The difference between this and other shootings is how it is being handled. Most mass shootings have the typical process of thoughts and prayers, some Republicans saying that it is not the time to talk about gun control, and then we wait for the next one to happen. The students of Stoneman Douglas, however, refuse to let that happen this time around, as many have called for action persistently. Marches and walkouts are being organized all around the country for a push to legislation, along with grieving the loss of the 17 lives.
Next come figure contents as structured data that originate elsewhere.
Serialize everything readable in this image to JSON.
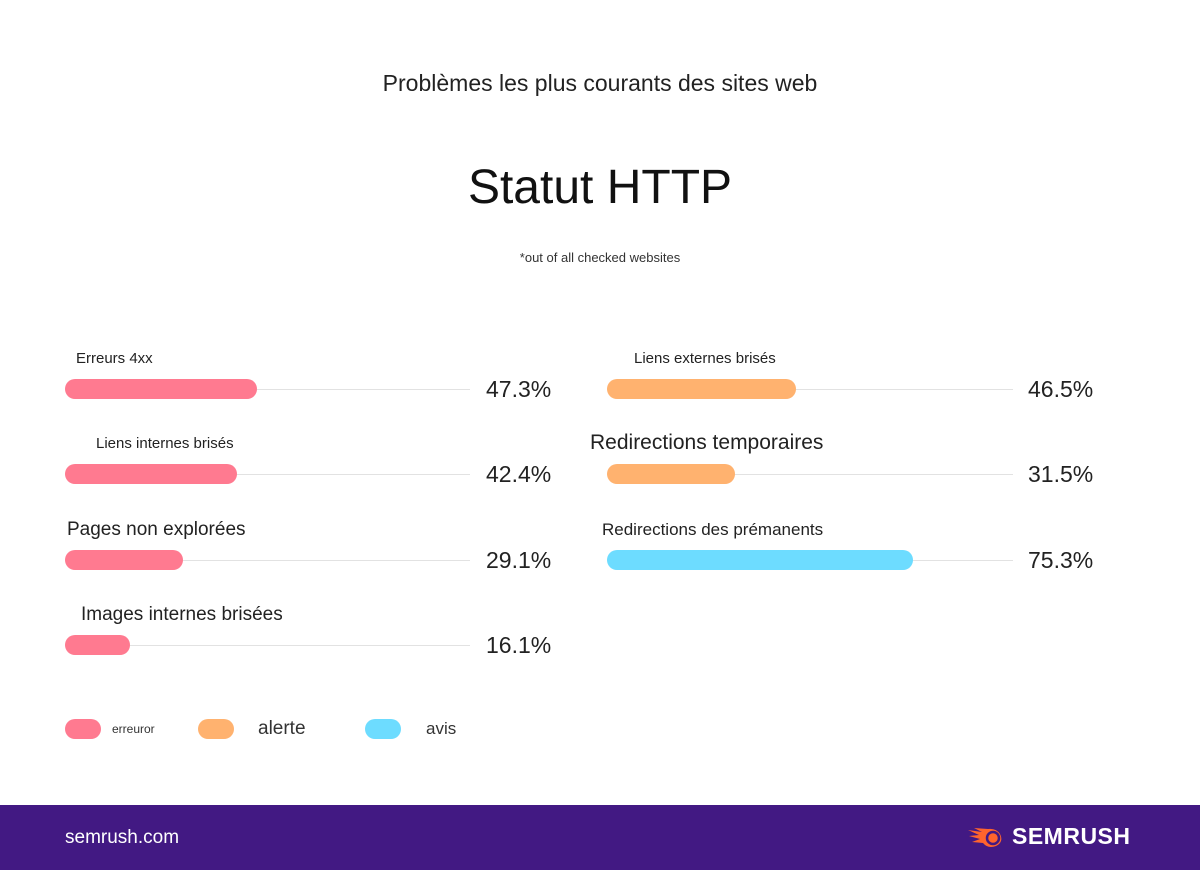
{
  "header": {
    "subtitle": "Problèmes les plus courants des sites web",
    "title": "Statut HTTP",
    "note": "*out of all checked websites"
  },
  "colors": {
    "erreur": "#ff7a90",
    "alerte": "#ffb26f",
    "avis": "#6ddcff",
    "footer": "#421983",
    "logo": "#ff642d"
  },
  "chart_data": {
    "type": "bar",
    "orientation": "horizontal",
    "title": "Statut HTTP",
    "xlim": [
      0,
      100
    ],
    "grid": false,
    "legend_placement": "bottom-left",
    "legend": [
      {
        "name": "erreuror",
        "color": "#ff7a90"
      },
      {
        "name": "alerte",
        "color": "#ffb26f"
      },
      {
        "name": "avis",
        "color": "#6ddcff"
      }
    ],
    "bars": [
      {
        "category": "Erreurs 4xx",
        "value": 47.3,
        "label": "47.3%",
        "type": "erreur",
        "column": "left"
      },
      {
        "category": "Liens internes brisés",
        "value": 42.4,
        "label": "42.4%",
        "type": "erreur",
        "column": "left"
      },
      {
        "category": "Pages non explorées",
        "value": 29.1,
        "label": "29.1%",
        "type": "erreur",
        "column": "left"
      },
      {
        "category": "Images internes brisées",
        "value": 16.1,
        "label": "16.1%",
        "type": "erreur",
        "column": "left"
      },
      {
        "category": "Liens externes brisés",
        "value": 46.5,
        "label": "46.5%",
        "type": "alerte",
        "column": "right"
      },
      {
        "category": "Redirections temporaires",
        "value": 31.5,
        "label": "31.5%",
        "type": "alerte",
        "column": "right"
      },
      {
        "category": "Redirections des prémanents",
        "value": 75.3,
        "label": "75.3%",
        "type": "avis",
        "column": "right"
      }
    ]
  },
  "footer": {
    "site": "semrush.com",
    "logo_text": "SEMRUSH"
  }
}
This has also been Generation Z’s political debut. They have taken the microphone from adults and politicians in Washington and have used to it to preach a message of change. In addition to calling for demonstrations, like the National School Walkout on March 14th, many are looking at possible solutions. Popular ideas include the banning of assault weapons and bump stocks, increased background checks, and more security on campuses. Students are also trying to become more aware about students with mental health issues and those who may be struggling at school. The end goal is to combine the three factors, gun control, mental health awareness, and gun safety, to end mass shootings once and for all.

Florida has already failed to listen, with state lawmakers voting not to discuss the issue, even with Parkland survivors present. They are now turning to Congress, starting with a televised town hall meeting with Florida officials last week. Sen. Marco Rubio is starting to have a changing view in terms of assault rifles, but has refused to say that he would stop taking money from the National Rifle Association. Sen. Bill Nelson, a Democrat, continuously pushed for a ban on assault rifles at the event. Congress goes back in session this week, and gun control should be the first thing they talk about. Many bills are already on the table.

Leaders in the movement, like Emma Gonzalez, David Hogg, and Kyle Kashuv, have made it clear to lawmakers that action needs to be taken, and the lawmakers will be voted out unless they take action to make sure that this never happens again. Although many in Generation Z cannot vote yet, concerned parents will see the movement and take notice about how unsafe school campuses can be. Large public schools, like Stoneman Douglas, are lacking the security that they need. They only have one school resource officer who did not even enter the school during the massacre. It is almost as if a concert is taking place every day with minimal security. Imagine going to a venue without bag checks and security guards, it would feel unsafe, correct? With the easy access to weapons, schools have been proven to be major targets for mass shootings.

If Generation Z plays its cards right, they can be the generation that stunts gun violence in America. With persistence and putting forward effective solutions, it is possible to make schools in the future a safer place for students.